Durante anúncio de investimentos da Petrobras em Sergipe, Lula afirmou que Flávio “não tem vergonha na cara de trair a nossa pátria e ir para os Estados Unidos pedir intervenção americana no Brasil”.

O petista ainda comparou o senador a Joaquim Silvério dos Reis, conhecido por delatar os inconfidentes mineiros no período colonial. Segundo Lula, até Silvério “ficaria envergonhado” com as atitudes de Flávio.

“Se ele fosse pedir intervenção para prender miliciano, eles ficavam presos lá”, disse Lula, em referência a Fabrício Queiroz, ex-assessor do senador, acusado de repassar recursos a um miliciano no Rio de Janeiro.
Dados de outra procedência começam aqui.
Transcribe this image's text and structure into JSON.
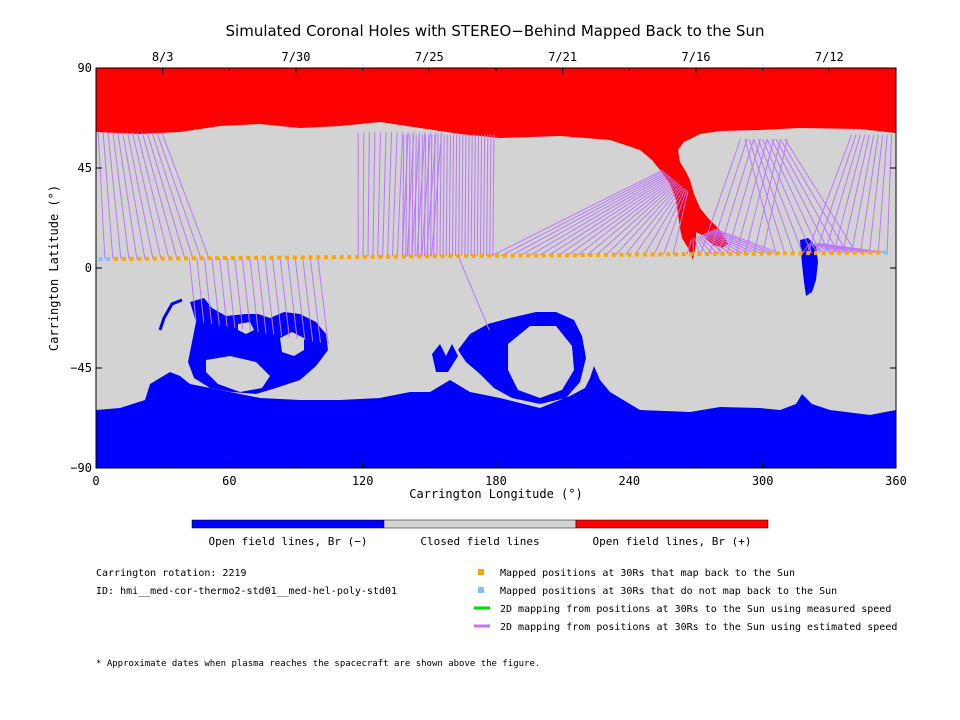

O presidente aproveitou o momento para defender a Proposta de Emenda à Constituição (PEC) da Segurança Pública, atualmente parada no Senado. “Não brinquem com a soberania deste país, não brinquem com a nossa democracia”, destacou.

Encontro com Trump e classificação de facções

Flávio Bolsonaro reuniu-se com Donald Trump na Casa Branca nesta semana e admitiu ter pedido ao norte-americano que classificasse as facções Comando Vermelho e PCC como organizações terroristas. Na quinta-feira (28), a Casa Branca anunciou que atendeu ao pedido — medida que o governo Lula considera uma possível porta de entrada para interferência externa.

Em resposta, Lula sugeriu que, se os EUA querem combater o crime organizado no Brasil, deveriam começar pelo estado de Delaware, onde há suspeitas de lavagem de dinheiro envolvendo empresas brasileiras.